On lui fit place et elle se livra à un bref examen, soulevant une paupière, écoutant le cœur, tâtant le pouls :
— Ne pourriez-vous, Monsieur, la porter hors d’ici que l’on puisse l’étendre ? Il y a trop de monde et cela gêne sa respiration.
— Vous avez raison !
Il souleva Mme Timmermans. Son inquiétude était évidente et personne ne s’étonna qu’un faux mouvement lui fît renverser l’un des deux verres de vin, déjà plus qu’à moitié vide. Le directeur les conduisit dans un petit salon où Louise fut étendue sur un canapé, la tête soutenue par des coussins. Elle parut s’y trouver bien et se mit en chien de fusil, un vague sourire aux lèvres. Ce que ne put que constater le médecin du casino appelé d’urgence :
— C’est incroyable, constata-t-il, mais elle fonctionne parfaitement.
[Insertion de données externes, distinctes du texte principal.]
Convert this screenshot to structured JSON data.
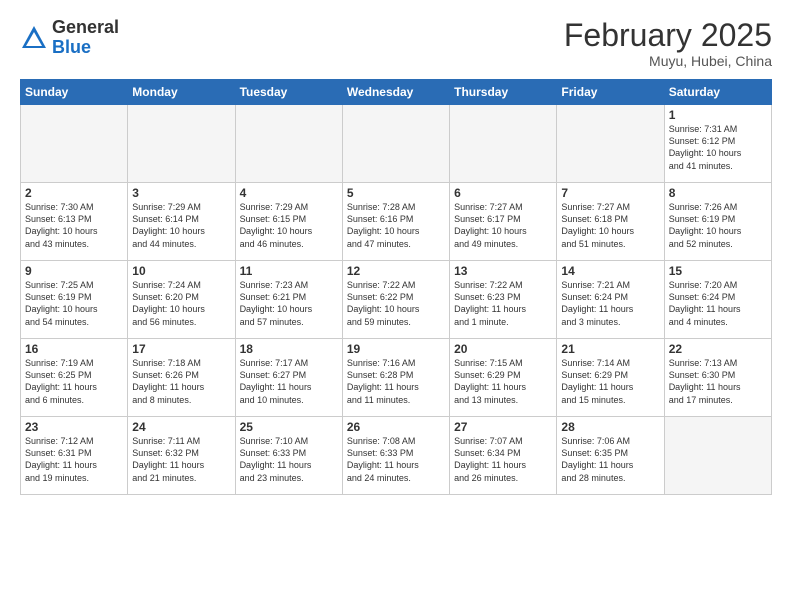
{
  "header": {
    "logo_general": "General",
    "logo_blue": "Blue",
    "month_title": "February 2025",
    "location": "Muyu, Hubei, China"
  },
  "weekdays": [
    "Sunday",
    "Monday",
    "Tuesday",
    "Wednesday",
    "Thursday",
    "Friday",
    "Saturday"
  ],
  "weeks": [
    [
      {
        "day": "",
        "info": ""
      },
      {
        "day": "",
        "info": ""
      },
      {
        "day": "",
        "info": ""
      },
      {
        "day": "",
        "info": ""
      },
      {
        "day": "",
        "info": ""
      },
      {
        "day": "",
        "info": ""
      },
      {
        "day": "1",
        "info": "Sunrise: 7:31 AM\nSunset: 6:12 PM\nDaylight: 10 hours\nand 41 minutes."
      }
    ],
    [
      {
        "day": "2",
        "info": "Sunrise: 7:30 AM\nSunset: 6:13 PM\nDaylight: 10 hours\nand 43 minutes."
      },
      {
        "day": "3",
        "info": "Sunrise: 7:29 AM\nSunset: 6:14 PM\nDaylight: 10 hours\nand 44 minutes."
      },
      {
        "day": "4",
        "info": "Sunrise: 7:29 AM\nSunset: 6:15 PM\nDaylight: 10 hours\nand 46 minutes."
      },
      {
        "day": "5",
        "info": "Sunrise: 7:28 AM\nSunset: 6:16 PM\nDaylight: 10 hours\nand 47 minutes."
      },
      {
        "day": "6",
        "info": "Sunrise: 7:27 AM\nSunset: 6:17 PM\nDaylight: 10 hours\nand 49 minutes."
      },
      {
        "day": "7",
        "info": "Sunrise: 7:27 AM\nSunset: 6:18 PM\nDaylight: 10 hours\nand 51 minutes."
      },
      {
        "day": "8",
        "info": "Sunrise: 7:26 AM\nSunset: 6:19 PM\nDaylight: 10 hours\nand 52 minutes."
      }
    ],
    [
      {
        "day": "9",
        "info": "Sunrise: 7:25 AM\nSunset: 6:19 PM\nDaylight: 10 hours\nand 54 minutes."
      },
      {
        "day": "10",
        "info": "Sunrise: 7:24 AM\nSunset: 6:20 PM\nDaylight: 10 hours\nand 56 minutes."
      },
      {
        "day": "11",
        "info": "Sunrise: 7:23 AM\nSunset: 6:21 PM\nDaylight: 10 hours\nand 57 minutes."
      },
      {
        "day": "12",
        "info": "Sunrise: 7:22 AM\nSunset: 6:22 PM\nDaylight: 10 hours\nand 59 minutes."
      },
      {
        "day": "13",
        "info": "Sunrise: 7:22 AM\nSunset: 6:23 PM\nDaylight: 11 hours\nand 1 minute."
      },
      {
        "day": "14",
        "info": "Sunrise: 7:21 AM\nSunset: 6:24 PM\nDaylight: 11 hours\nand 3 minutes."
      },
      {
        "day": "15",
        "info": "Sunrise: 7:20 AM\nSunset: 6:24 PM\nDaylight: 11 hours\nand 4 minutes."
      }
    ],
    [
      {
        "day": "16",
        "info": "Sunrise: 7:19 AM\nSunset: 6:25 PM\nDaylight: 11 hours\nand 6 minutes."
      },
      {
        "day": "17",
        "info": "Sunrise: 7:18 AM\nSunset: 6:26 PM\nDaylight: 11 hours\nand 8 minutes."
      },
      {
        "day": "18",
        "info": "Sunrise: 7:17 AM\nSunset: 6:27 PM\nDaylight: 11 hours\nand 10 minutes."
      },
      {
        "day": "19",
        "info": "Sunrise: 7:16 AM\nSunset: 6:28 PM\nDaylight: 11 hours\nand 11 minutes."
      },
      {
        "day": "20",
        "info": "Sunrise: 7:15 AM\nSunset: 6:29 PM\nDaylight: 11 hours\nand 13 minutes."
      },
      {
        "day": "21",
        "info": "Sunrise: 7:14 AM\nSunset: 6:29 PM\nDaylight: 11 hours\nand 15 minutes."
      },
      {
        "day": "22",
        "info": "Sunrise: 7:13 AM\nSunset: 6:30 PM\nDaylight: 11 hours\nand 17 minutes."
      }
    ],
    [
      {
        "day": "23",
        "info": "Sunrise: 7:12 AM\nSunset: 6:31 PM\nDaylight: 11 hours\nand 19 minutes."
      },
      {
        "day": "24",
        "info": "Sunrise: 7:11 AM\nSunset: 6:32 PM\nDaylight: 11 hours\nand 21 minutes."
      },
      {
        "day": "25",
        "info": "Sunrise: 7:10 AM\nSunset: 6:33 PM\nDaylight: 11 hours\nand 23 minutes."
      },
      {
        "day": "26",
        "info": "Sunrise: 7:08 AM\nSunset: 6:33 PM\nDaylight: 11 hours\nand 24 minutes."
      },
      {
        "day": "27",
        "info": "Sunrise: 7:07 AM\nSunset: 6:34 PM\nDaylight: 11 hours\nand 26 minutes."
      },
      {
        "day": "28",
        "info": "Sunrise: 7:06 AM\nSunset: 6:35 PM\nDaylight: 11 hours\nand 28 minutes."
      },
      {
        "day": "",
        "info": ""
      }
    ]
  ]
}
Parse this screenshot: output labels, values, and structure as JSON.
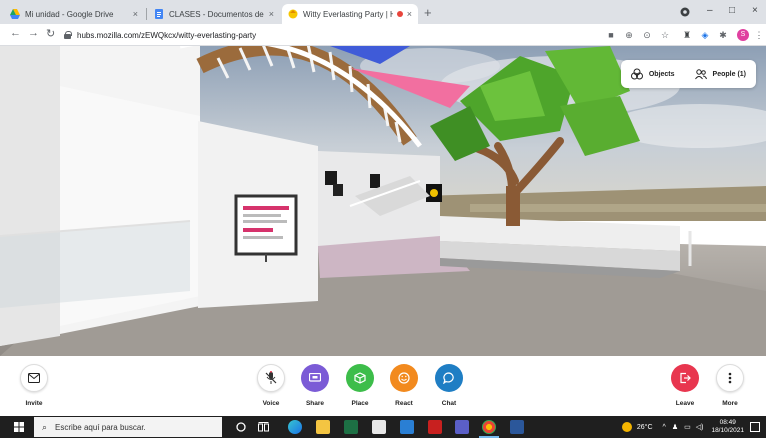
{
  "browser": {
    "tabs": [
      {
        "title": "Mi unidad - Google Drive",
        "close": "×",
        "active": false
      },
      {
        "title": "CLASES - Documentos de Google",
        "close": "×",
        "active": false
      },
      {
        "title": "Witty Everlasting Party | Hub",
        "close": "×",
        "active": true
      }
    ],
    "new_tab": "+",
    "window_controls": {
      "minimize": "–",
      "maximize": "□",
      "close": "×"
    },
    "url": "hubs.mozilla.com/zEWQkcx/witty-everlasting-party",
    "profile_initial": "S"
  },
  "room_panel": {
    "objects_label": "Objects",
    "people_label": "People (1)"
  },
  "hubs_toolbar": {
    "invite": "Invite",
    "voice": "Voice",
    "share": "Share",
    "place": "Place",
    "react": "React",
    "chat": "Chat",
    "leave": "Leave",
    "more": "More"
  },
  "colors": {
    "share": "#7b5bd6",
    "place": "#3dbd4a",
    "react": "#f28a1e",
    "chat": "#1f7ec4",
    "leave": "#e8364f"
  },
  "taskbar": {
    "search_placeholder": "Escribe aquí para buscar.",
    "temperature": "26°C",
    "time": "08:49",
    "date": "18/10/2021"
  }
}
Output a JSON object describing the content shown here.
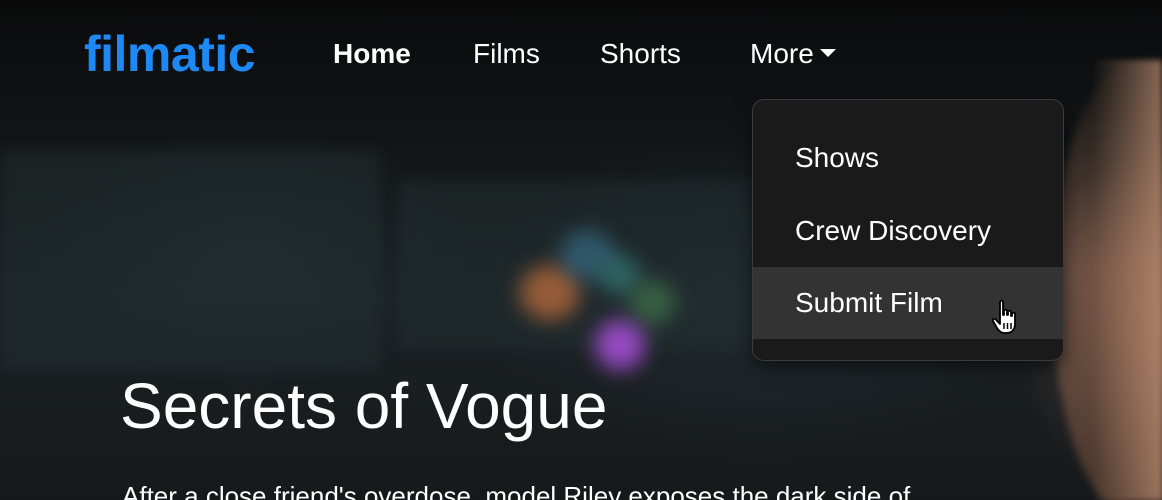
{
  "brand": {
    "name": "filmatic",
    "color": "#1e88f5"
  },
  "nav": {
    "items": [
      {
        "label": "Home",
        "active": true
      },
      {
        "label": "Films",
        "active": false
      },
      {
        "label": "Shorts",
        "active": false
      },
      {
        "label": "More",
        "active": false,
        "has_dropdown": true
      }
    ]
  },
  "dropdown": {
    "open": true,
    "items": [
      {
        "label": "Shows"
      },
      {
        "label": "Crew Discovery"
      },
      {
        "label": "Submit Film",
        "hovered": true
      }
    ]
  },
  "hero": {
    "title": "Secrets of Vogue",
    "description": "After a close friend's overdose, model Riley exposes the dark side of"
  },
  "icons": {
    "caret": "caret-down-icon",
    "cursor": "hand-pointer-icon"
  }
}
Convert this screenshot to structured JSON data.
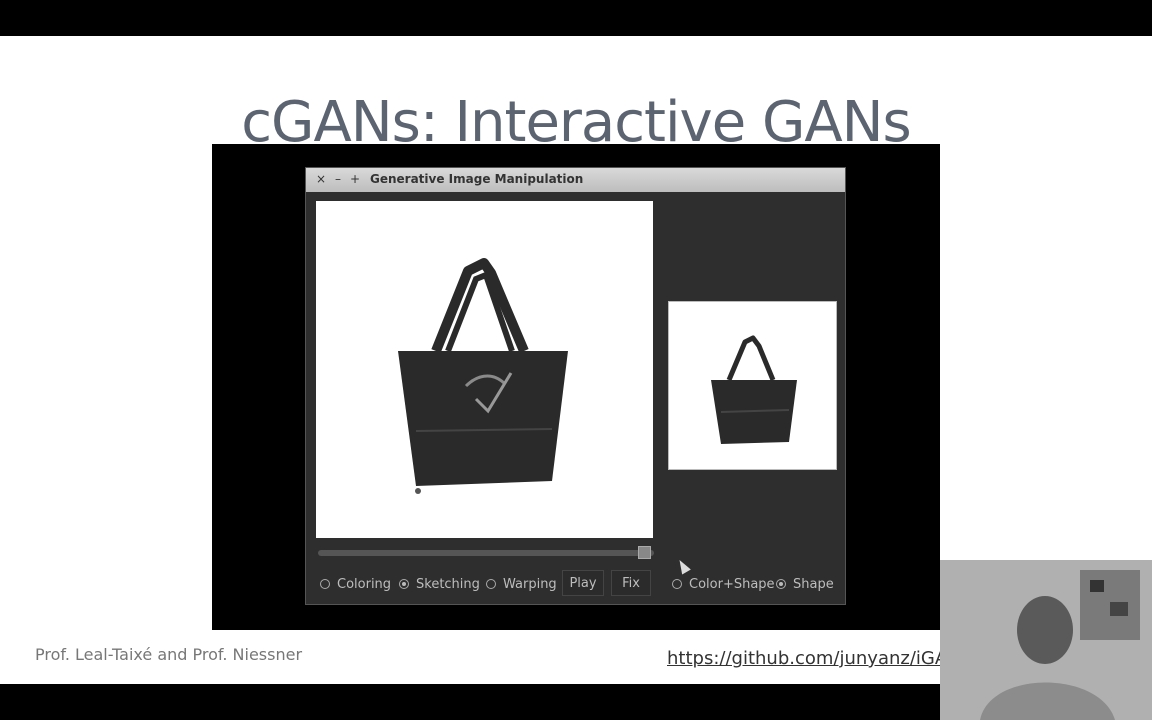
{
  "slide": {
    "title": "cGANs: Interactive GANs",
    "footer_author": "Prof. Leal-Taixé and Prof. Niessner",
    "footer_link": "https://github.com/junyanz/iGAN"
  },
  "window": {
    "title": "Generative Image Manipulation",
    "controls": [
      "×",
      "–",
      "+"
    ],
    "modes": [
      {
        "label": "Coloring",
        "selected": false
      },
      {
        "label": "Sketching",
        "selected": true
      },
      {
        "label": "Warping",
        "selected": false
      }
    ],
    "play_label": "Play",
    "fix_label": "Fix",
    "constraints": [
      {
        "label": "Color+Shape",
        "selected": false
      },
      {
        "label": "Shape",
        "selected": true
      }
    ]
  },
  "colors": {
    "window_bg": "#2e2e2e",
    "title_text": "#5b6470",
    "bag": "#2a2a2a"
  }
}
Simplement, elle dort !
— Comment ça, elle dort ? s’étonna Adalbert, jouant le jeu.
— Constatez vous-même !
Adalbert lui appliqua des tapes qui n’obtinrent d’autre résultat qu’un léger ronflement.
— A-t-elle bu ou mangé autre chose que vous ? demanda-t-il à Adalbert. Elle sent l’alcool.
— Ici, non. Quand je suis allé la chercher, je sais qu’elle venait d’assister à un cocktail…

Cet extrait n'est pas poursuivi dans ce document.